キャプテンアメリカ、アイアンマンは綺麗に引退してくれたと思います。家族のための小さな幸せと大義とで悩んでいたトニー・スタークが結局は大義のために犠牲になってしまうのも悲しいけどカッコいいし、常に大義のために戦ってきたキャップがふと自分の幸せを考えるのも面白い。二人の居ないMCUは不安ではありますが、中心人物が欠けてしまったMCUがどう変わっていくのか楽しみです。

それよりドラマ展開の方が不安で仕方ありません。ロキはともかく、ワンダ&ビジョン、ファルコン&バッキーなんて絶対微妙じゃん。それにドラマの成功って本当に難しいし…… ディフェンダーズなんかは失敗しても【同じユニバースのちょっと違った話】として足を引っ張ることも無かったわけですが、同じ役者を主役に持ってきたらそうもいかんぜよ…… いくらマーベルとは言え、「ブレイキング・バッド」からの「ベター・コール・ソウル」のような超絶クオリティでねじ伏せる展開は無理だと思うのですよ😖

しかしヒーロー達は良いとして、5年後に消えた人がいきなり戻ってくるって地獄ですよね。
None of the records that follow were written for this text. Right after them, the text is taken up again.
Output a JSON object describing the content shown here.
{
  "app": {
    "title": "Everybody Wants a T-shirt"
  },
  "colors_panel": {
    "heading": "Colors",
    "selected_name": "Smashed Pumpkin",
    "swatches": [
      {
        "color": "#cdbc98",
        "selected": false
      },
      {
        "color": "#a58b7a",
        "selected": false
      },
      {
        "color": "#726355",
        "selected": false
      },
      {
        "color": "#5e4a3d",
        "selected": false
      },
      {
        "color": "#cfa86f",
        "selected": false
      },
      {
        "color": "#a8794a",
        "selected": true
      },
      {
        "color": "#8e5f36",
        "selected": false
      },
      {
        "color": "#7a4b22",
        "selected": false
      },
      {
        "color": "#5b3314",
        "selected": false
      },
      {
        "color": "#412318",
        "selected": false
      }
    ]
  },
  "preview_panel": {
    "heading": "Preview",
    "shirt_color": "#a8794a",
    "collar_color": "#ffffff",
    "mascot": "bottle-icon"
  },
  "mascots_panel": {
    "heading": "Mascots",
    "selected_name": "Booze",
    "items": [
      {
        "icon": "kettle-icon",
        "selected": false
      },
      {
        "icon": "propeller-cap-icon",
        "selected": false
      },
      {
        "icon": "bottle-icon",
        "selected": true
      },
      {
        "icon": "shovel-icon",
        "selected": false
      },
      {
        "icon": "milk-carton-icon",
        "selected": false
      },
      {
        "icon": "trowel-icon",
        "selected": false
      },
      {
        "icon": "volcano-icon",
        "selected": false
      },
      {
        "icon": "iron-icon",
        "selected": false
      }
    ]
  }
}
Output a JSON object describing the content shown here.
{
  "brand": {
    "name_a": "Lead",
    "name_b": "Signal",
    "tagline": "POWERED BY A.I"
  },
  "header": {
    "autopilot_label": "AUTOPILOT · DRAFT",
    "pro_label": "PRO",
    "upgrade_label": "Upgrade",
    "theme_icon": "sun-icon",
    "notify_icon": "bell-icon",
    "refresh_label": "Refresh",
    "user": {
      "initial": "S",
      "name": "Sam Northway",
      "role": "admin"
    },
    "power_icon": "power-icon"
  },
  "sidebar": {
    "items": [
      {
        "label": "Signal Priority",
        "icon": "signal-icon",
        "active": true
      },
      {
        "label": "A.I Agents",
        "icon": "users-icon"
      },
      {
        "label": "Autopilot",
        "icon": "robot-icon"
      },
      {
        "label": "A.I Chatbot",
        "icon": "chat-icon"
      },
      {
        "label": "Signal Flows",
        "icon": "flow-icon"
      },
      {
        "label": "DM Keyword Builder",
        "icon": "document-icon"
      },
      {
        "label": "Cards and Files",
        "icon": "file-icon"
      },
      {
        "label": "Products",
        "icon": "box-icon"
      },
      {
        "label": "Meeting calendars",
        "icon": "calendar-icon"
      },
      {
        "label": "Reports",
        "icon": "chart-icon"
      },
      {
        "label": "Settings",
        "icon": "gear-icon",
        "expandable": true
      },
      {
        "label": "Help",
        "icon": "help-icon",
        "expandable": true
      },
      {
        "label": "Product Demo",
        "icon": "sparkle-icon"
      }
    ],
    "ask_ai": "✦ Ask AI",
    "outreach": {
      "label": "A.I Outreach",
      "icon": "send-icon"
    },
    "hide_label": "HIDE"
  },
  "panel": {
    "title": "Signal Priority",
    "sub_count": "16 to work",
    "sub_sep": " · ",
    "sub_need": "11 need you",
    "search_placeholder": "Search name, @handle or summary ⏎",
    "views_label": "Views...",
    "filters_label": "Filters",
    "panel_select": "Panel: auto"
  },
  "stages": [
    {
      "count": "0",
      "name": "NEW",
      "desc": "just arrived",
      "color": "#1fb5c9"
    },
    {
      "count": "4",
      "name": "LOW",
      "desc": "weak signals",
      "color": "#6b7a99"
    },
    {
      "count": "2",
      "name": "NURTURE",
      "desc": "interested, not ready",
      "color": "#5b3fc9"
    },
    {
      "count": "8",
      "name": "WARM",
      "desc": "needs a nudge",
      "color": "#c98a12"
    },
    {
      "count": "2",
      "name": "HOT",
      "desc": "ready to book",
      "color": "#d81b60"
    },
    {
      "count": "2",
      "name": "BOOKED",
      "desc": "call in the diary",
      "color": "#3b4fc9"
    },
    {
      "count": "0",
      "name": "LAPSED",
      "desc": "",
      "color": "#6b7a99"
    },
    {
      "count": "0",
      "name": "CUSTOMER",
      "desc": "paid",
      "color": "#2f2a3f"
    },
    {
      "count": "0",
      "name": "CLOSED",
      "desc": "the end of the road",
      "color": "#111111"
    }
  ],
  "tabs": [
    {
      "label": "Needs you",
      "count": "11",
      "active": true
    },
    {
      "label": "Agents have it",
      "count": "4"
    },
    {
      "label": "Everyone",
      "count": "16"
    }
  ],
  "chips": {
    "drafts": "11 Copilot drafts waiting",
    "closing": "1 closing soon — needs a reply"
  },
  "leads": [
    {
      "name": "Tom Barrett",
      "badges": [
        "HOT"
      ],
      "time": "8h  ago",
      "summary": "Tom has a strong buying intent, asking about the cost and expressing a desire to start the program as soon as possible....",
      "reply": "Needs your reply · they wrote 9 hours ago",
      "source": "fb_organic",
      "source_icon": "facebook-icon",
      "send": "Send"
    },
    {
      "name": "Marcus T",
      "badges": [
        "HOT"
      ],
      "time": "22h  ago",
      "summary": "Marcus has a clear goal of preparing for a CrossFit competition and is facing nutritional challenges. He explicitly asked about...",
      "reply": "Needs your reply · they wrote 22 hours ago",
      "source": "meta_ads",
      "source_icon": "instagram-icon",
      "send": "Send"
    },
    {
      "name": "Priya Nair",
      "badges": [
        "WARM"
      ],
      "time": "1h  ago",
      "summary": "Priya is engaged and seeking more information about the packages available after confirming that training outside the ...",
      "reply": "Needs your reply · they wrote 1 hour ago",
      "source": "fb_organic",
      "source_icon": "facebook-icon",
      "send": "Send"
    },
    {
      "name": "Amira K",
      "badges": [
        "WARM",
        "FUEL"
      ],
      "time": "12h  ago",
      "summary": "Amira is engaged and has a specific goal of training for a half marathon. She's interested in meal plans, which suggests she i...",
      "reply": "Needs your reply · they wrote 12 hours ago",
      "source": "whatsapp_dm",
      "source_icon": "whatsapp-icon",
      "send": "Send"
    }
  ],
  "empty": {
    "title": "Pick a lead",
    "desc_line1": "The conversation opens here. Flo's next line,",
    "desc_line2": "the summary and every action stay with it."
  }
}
世界のあらゆる場所で「キャスト・アウェイ」なわけでしょ…… まあソウルストーンとか意志があるらしいし良きにはからってくれるのかな。石だけにな!!

1件のコメント

  1. ソウルストーンに関しての”愛する者”っていうのは英語圏では兄弟愛、姉妹愛も含めるので、日本語で言う恋人だけとは限らないのでそこは普通の展開なのでは?